People v. Vigil

Annotate this Case

502 P.2d 418 (1972)

The PEOPLE of the State of Colorado, Plaintiff-Appellee, v. George O. VIGIL, Defendant-Appellant.

No. 25040.

Supreme Court of Colorado, In Department.

November 6, 1972.

Duke W. Dunbar, Atty. Gen., John P. Moore, Deputy Atty. Gen., Tennyson W. Grebenar, Asst. Atty. Gen., Denver, for plaintiff-appellee.

Rollie R. Rogers, Colorado State Public Defender, J. D. MacFarlane, Chief Deputy State Public Defender, John A. Purvis, Deputy State Public Defender, Denver, for defendant-appellant.

HODGES, Justice.

A jury found defendant Vigil guilt of theft over $100 in connection with the theft of several T. V. sets from an appliance store. On appeal, the defendant urges reversal on several grounds, none of which are meritorious. We therefore affirm the judgment of the trial court.

I.

The defendant's main argument for reversal is that he was convicted solely on the *419 basis of circumstantial evidence which was insufficient, as a matter of law, to sustain his conviction.

In order to convict a person on circumstantial evidence alone, the facts and circumstances must be such as to be inconsistent upon any reasonable hypothesis with the innocence of the person charged. Ziatz v. People, 171 Colo. 58, 465 P.2d 406 (1970). See also Maynes v. People, 169 Colo. 186, 454 P.2d 797 (1969).

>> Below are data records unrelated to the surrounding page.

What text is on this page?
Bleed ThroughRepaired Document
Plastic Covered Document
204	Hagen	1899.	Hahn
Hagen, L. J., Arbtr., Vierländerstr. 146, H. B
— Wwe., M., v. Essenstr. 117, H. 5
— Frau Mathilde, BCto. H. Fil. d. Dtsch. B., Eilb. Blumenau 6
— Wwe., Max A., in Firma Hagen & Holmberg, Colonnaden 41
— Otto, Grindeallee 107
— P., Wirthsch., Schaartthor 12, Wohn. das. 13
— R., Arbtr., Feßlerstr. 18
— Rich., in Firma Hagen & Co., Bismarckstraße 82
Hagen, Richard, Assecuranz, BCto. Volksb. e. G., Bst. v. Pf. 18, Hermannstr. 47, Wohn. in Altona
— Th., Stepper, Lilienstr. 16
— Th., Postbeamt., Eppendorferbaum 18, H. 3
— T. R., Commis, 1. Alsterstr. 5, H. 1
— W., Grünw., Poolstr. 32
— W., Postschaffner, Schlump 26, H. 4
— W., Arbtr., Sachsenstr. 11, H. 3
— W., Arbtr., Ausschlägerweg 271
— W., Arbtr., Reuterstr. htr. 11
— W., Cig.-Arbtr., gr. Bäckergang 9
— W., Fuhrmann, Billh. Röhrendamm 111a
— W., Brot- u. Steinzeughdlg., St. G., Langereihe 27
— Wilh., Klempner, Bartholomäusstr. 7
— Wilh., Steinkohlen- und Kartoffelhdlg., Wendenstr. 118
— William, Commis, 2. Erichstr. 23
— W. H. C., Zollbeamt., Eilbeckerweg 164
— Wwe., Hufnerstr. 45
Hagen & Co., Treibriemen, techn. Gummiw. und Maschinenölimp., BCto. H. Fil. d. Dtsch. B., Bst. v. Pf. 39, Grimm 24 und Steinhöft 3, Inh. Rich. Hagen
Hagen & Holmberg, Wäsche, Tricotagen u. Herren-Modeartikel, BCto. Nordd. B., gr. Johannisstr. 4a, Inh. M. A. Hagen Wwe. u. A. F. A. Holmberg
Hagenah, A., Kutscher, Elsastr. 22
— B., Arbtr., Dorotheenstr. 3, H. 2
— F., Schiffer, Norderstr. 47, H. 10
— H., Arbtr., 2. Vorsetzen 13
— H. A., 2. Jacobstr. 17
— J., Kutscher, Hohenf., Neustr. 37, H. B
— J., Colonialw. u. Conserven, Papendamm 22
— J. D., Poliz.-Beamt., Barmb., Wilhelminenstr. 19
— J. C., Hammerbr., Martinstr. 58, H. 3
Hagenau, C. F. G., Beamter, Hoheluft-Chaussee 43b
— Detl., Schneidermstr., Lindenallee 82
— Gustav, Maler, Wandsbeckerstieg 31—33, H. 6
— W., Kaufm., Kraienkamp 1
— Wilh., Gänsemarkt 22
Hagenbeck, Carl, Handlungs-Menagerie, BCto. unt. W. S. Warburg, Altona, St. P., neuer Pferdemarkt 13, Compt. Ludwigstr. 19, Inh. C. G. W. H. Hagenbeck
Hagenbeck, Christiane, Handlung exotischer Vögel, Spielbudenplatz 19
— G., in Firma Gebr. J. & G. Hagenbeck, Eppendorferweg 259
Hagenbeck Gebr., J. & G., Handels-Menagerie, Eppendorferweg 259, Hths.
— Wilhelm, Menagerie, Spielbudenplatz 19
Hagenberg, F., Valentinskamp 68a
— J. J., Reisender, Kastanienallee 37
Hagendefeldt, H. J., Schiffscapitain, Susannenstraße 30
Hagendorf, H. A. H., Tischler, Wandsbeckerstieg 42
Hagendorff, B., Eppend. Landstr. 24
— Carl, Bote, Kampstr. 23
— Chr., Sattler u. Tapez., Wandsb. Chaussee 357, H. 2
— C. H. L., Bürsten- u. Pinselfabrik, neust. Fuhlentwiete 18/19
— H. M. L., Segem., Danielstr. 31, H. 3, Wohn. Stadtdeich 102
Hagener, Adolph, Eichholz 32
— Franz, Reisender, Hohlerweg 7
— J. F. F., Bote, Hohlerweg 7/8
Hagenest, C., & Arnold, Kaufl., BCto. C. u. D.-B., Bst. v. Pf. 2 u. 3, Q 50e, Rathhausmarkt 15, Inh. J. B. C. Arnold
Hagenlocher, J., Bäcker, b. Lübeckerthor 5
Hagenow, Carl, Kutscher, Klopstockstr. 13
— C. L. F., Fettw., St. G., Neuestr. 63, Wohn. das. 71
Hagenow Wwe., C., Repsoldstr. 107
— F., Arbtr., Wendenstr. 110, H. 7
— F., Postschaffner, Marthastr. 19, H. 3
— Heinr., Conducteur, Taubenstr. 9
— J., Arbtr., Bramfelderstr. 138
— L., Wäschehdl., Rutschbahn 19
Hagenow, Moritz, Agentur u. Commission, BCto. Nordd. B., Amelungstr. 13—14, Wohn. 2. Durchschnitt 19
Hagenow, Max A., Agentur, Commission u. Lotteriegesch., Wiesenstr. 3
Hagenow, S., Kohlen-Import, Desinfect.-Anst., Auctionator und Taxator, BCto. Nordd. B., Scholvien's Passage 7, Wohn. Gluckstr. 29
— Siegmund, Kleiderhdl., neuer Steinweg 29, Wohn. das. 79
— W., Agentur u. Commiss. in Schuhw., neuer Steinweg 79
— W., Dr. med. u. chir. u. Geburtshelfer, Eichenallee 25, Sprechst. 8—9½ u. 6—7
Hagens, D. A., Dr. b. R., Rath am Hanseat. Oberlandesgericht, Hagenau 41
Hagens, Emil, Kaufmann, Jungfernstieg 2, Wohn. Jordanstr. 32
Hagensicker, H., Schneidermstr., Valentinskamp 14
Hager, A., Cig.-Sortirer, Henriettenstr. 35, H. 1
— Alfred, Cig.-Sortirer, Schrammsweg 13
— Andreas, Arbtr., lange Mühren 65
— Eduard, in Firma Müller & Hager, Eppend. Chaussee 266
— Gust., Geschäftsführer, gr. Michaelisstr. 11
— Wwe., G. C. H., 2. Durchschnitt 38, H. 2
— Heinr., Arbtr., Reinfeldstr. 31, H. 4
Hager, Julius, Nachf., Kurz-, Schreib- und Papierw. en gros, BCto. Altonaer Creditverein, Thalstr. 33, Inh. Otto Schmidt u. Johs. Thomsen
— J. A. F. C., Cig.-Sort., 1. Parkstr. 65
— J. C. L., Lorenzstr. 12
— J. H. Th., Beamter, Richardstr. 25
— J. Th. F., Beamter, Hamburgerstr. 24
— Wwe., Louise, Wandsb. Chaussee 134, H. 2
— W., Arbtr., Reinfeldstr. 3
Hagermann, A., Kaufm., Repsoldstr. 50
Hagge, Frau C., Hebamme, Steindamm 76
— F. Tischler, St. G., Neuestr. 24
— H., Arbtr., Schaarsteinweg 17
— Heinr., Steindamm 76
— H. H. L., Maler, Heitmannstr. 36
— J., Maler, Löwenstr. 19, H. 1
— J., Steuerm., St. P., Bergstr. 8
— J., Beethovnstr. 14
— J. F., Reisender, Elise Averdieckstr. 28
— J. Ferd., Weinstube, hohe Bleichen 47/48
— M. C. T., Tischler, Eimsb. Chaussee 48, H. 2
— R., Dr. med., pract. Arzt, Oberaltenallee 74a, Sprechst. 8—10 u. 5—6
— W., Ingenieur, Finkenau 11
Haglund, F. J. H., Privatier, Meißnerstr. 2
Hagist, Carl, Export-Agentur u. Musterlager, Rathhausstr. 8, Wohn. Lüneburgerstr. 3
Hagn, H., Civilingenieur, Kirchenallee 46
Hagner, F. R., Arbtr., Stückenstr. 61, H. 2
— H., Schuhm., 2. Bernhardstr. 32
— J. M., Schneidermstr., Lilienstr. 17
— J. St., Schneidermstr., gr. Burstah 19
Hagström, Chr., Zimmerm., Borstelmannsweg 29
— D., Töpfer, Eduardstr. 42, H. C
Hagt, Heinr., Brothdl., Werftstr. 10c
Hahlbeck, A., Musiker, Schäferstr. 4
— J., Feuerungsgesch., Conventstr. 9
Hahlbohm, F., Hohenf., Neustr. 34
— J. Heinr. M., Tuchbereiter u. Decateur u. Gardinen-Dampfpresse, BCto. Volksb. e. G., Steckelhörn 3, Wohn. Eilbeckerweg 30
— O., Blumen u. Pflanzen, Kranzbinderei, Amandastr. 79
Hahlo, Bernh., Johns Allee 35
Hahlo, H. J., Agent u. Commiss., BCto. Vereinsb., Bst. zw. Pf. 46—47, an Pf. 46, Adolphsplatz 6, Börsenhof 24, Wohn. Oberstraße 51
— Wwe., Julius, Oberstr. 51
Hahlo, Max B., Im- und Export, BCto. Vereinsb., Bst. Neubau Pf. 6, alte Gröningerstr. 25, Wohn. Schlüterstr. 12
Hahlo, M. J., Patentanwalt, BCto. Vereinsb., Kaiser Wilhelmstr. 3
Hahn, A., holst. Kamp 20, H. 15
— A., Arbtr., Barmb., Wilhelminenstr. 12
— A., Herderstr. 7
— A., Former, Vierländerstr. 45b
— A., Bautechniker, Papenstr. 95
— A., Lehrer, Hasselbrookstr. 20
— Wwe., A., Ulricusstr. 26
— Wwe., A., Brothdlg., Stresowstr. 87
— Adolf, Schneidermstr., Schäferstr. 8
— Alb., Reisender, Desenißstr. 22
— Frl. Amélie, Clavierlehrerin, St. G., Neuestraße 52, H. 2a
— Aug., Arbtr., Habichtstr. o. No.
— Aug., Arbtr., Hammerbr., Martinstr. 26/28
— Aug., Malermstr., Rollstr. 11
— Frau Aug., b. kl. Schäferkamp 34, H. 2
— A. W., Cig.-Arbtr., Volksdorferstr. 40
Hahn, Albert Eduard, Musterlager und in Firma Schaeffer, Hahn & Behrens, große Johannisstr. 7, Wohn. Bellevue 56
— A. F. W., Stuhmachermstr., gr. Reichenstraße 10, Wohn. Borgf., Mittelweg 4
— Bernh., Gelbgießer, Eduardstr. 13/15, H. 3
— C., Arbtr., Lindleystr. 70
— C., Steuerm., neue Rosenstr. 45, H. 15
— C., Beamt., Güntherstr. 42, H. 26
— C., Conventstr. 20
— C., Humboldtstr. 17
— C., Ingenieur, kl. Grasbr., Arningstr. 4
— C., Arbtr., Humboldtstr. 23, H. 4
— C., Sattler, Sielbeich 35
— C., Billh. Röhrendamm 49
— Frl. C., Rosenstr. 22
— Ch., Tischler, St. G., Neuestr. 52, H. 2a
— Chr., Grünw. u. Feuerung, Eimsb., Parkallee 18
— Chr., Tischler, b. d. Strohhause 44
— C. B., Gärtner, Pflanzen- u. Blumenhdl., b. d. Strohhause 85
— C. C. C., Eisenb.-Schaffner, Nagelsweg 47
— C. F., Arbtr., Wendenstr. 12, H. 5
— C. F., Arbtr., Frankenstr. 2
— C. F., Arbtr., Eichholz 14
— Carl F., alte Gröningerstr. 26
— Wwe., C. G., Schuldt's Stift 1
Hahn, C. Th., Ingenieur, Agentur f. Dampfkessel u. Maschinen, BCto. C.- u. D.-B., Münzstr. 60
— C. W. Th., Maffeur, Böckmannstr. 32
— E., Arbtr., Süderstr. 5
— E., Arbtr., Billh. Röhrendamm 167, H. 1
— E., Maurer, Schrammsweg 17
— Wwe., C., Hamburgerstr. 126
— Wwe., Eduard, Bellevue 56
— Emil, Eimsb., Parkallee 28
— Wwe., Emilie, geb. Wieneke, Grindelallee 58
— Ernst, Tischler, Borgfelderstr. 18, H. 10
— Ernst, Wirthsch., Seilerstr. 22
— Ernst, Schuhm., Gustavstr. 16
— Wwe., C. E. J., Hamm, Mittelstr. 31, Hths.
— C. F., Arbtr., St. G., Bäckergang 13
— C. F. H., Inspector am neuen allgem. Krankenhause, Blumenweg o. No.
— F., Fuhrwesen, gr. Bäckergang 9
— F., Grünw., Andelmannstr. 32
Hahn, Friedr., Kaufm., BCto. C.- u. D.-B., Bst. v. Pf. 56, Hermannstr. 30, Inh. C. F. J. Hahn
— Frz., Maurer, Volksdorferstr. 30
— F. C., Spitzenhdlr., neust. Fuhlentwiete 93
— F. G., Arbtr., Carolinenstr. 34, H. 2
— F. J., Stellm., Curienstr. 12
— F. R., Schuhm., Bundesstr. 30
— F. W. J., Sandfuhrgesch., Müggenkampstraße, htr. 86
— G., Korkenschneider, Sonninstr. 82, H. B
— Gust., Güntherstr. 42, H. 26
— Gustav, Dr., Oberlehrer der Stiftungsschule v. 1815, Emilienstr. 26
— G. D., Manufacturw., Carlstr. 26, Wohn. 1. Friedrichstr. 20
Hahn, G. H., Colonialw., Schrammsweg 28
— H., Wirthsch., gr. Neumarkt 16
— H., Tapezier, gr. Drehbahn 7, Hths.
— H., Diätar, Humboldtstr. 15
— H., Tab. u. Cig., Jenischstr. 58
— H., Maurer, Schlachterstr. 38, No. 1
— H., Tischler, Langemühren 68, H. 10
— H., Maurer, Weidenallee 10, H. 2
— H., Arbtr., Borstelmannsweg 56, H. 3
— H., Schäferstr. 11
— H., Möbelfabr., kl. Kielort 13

It is also a general rule that for purposes of review, when a defendant has claimed that the evidence is insufficient to convict, an appellate court should view the evidence in a light most favorable to the prosecution. Southard v. People, Colo., 483 P.2d 962 (1971) and Bennett v. People, 155 Colo. 101, 392 P.2d 657 (1964). Ancillary to the foregoing rule, an appellate court must not upon review sit as a 13th juror and set aside a verdict because it might have drawn a different conclusion from all the evidence. Mathis v. People, 167 Colo. 504, 448 P.2d 633 (1968).

In light of the foregoing rules of law, the evidence in this case has been scrutinized. The evidence presented reveals that the automobile used to transport the stolen items was observed near the scene of the theft and pursued by the police. Shortly thereafter, this vehicle was found abandoned with the stolen T. V. sets contained therein. It was shown that the defendant was the owner of this vehicle and that the driver at the time of the theft matched the defendant's description. When the automobile was abandoned, the police observed two men jump from it and run. In the approximate area where the automobile was abandoned, the defendant and another person were observed under furtive circumstances.

The evidence was sufficient to support the jury's verdict.

II.

The remaining assignments of error are premised on matters upon which the defendant during trial failed to make a contemporaneous objection. We further note that the defendant also failed to mention most of these alleged errors in his motion and argument for a new trial.

This court has consistently followed the rule that a lack of contemporaneous objection at the time of trial constitutes a waiver of any objections to the admission of evidence and the issues may not be raised on appeal; and, if they are, they will not be considered unless the errors are so fundamental as to seriously prejudice the basic rights of a defendant. Larkin v. People, Colo., 493 P.2d 1 (1972). See also Crespin v. People, Colo., 488 P.2d 876 (1971) and People v. Smith, 173 Colo. 10, 475 P.2d 627 (1970).

Our examination of these assignments of error reveals clearly that they are not of that fundamental character which would justify us to consider them in depth. Furthermore, we note that even though these matters may have involved some error, they are not of such a nature as to be classified as reversible errors. In our view, if error existed with respect to any deficiency in the manner in which evidence was presented as to a certain statement by the defendant, the error was harmless under the rule of Chapman v. California, 386 U.S. 18, 87 S. Ct. 824, 17 L. Ed. 2d 705 (1967) and Harrington v. California, 395 U.S. 250, 89 S. Ct. 1726, 23 L. Ed. 2d 284 (1969).

Judgment affirmed.

PRINGLE, C. J., and DAY and GROVES, JJ., concur.